How Union Pacific Measures Train Performance

Woody Sutton, VP Manifest Products, says trip plan compliance is absolutely critical in premium product like the Express Lane service for perishables. This innovative service provides guaranteed transit times from California's San Joaquin Valley and the Pacific Northwest to New York, Boston, Philadelphia, Atlanta and central Florida.

Depending on origins and destinations Express Lane offers seventh through tenth morning availability, costs in the neighborhood of $7,000 a car (roughly a $2,000 discount to an equivalent truck rate) and offers rebates of up to $200 of the car does not make plan. So the stakes for both beneficial owner of the goods and the railroads are substantial.
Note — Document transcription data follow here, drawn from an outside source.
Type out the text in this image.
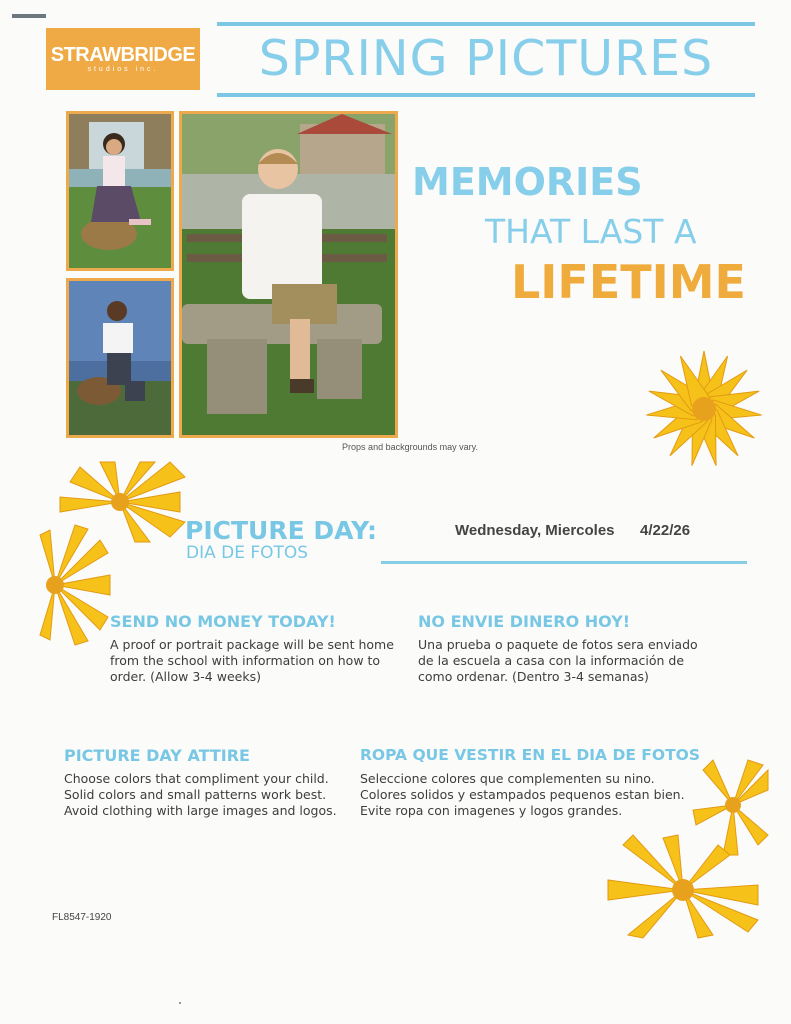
STRAWBRIDGE
studios inc.	SPRING PICTURES
Props and backgrounds may vary.
MEMORIES
THAT LAST A
LIFETIME
PICTURE DAY:
DIA DE FOTOS
Wednesday, Miercoles 4/22/26
SEND NO MONEY TODAY!
A proof or portrait package will be sent home
from the school with information on how to
order. (Allow 3-4 weeks)
NO ENVIE DINERO HOY!
Una prueba o paquete de fotos sera enviado
de la escuela a casa con la información de
como ordenar. (Dentro 3-4 semanas)
PICTURE DAY ATTIRE
Choose colors that compliment your child.
Solid colors and small patterns work best.
Avoid clothing with large images and logos.
ROPA QUE VESTIR EN EL DIA DE FOTOS
Seleccione colores que complementen su nino.
Colores solidos y estampados pequenos estan bien.
Evite ropa con imagenes y logos grandes.
FL8547-1920
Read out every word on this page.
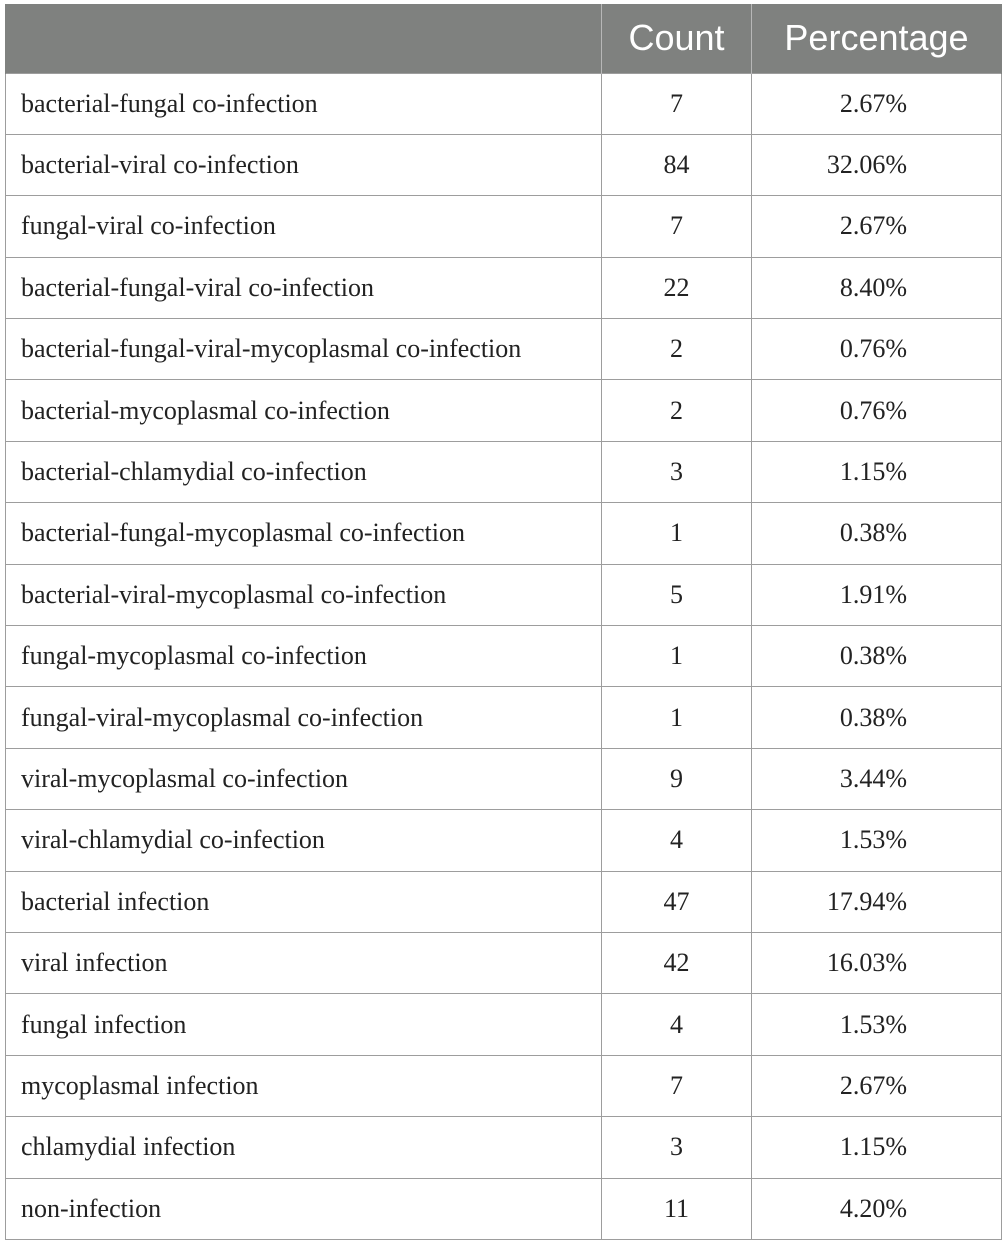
	Count	Percentage
bacterial-fungal co-infection	7	2.67%
bacterial-viral co-infection	84	32.06%
fungal-viral co-infection	7	2.67%
bacterial-fungal-viral co-infection	22	8.40%
bacterial-fungal-viral-mycoplasmal co-infection	2	0.76%
bacterial-mycoplasmal co-infection	2	0.76%
bacterial-chlamydial co-infection	3	1.15%
bacterial-fungal-mycoplasmal co-infection	1	0.38%
bacterial-viral-mycoplasmal co-infection	5	1.91%
fungal-mycoplasmal co-infection	1	0.38%
fungal-viral-mycoplasmal co-infection	1	0.38%
viral-mycoplasmal co-infection	9	3.44%
viral-chlamydial co-infection	4	1.53%
bacterial infection	47	17.94%
viral infection	42	16.03%
fungal infection	4	1.53%
mycoplasmal infection	7	2.67%
chlamydial infection	3	1.15%
non-infection	11	4.20%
These UP measures can be applied by anybody, though most particularly the shortline originating the load (nearly half of all Express Lane shipments originate on UP connecting shortlines). The biggest requirement is for an active, measurable Interline Service Agreement between UP and the shortline establishing the time, place, and frequency of interchange.

It is highly recommended the shortline measure its own performance according to these benchmarks. Only then can shipper, shortline and class 1 be sure everything is done According to Plan, on time every time without fail.

The Measures:

  1. Do we have a Safety Plan? The ASLRRA has a dandy one for shortlines, already blessed by the FRA.
  2. Did we run the train on time? That is to say cars are placed and pulled to meet customer expectation and loads and documentation are available at interchange to meet the ISA requirements.
  3. Did the train have the right cars on it? If you've got a waybill in the works but the car wasn't pulled for some reason, you have a failure. Also if a car is pulled ahead of its documentation.
  4. Did we use the resources efficiently? Equipment is expensive and to have it sitting around "just in case" robs somebody else of a load.
  5. Did we do it safely? Measure things like reportable injuries (the ASLRRA has shortline conversion factor to measure 200 man-hour equivalents), grade crossing incidents, and derailments.

In sum, the economic incentives - premium rates for premium service - are enough to take points out of the operating ratio without draconian measure on the expense side of the ledger. Thanks, Woody, for the insights.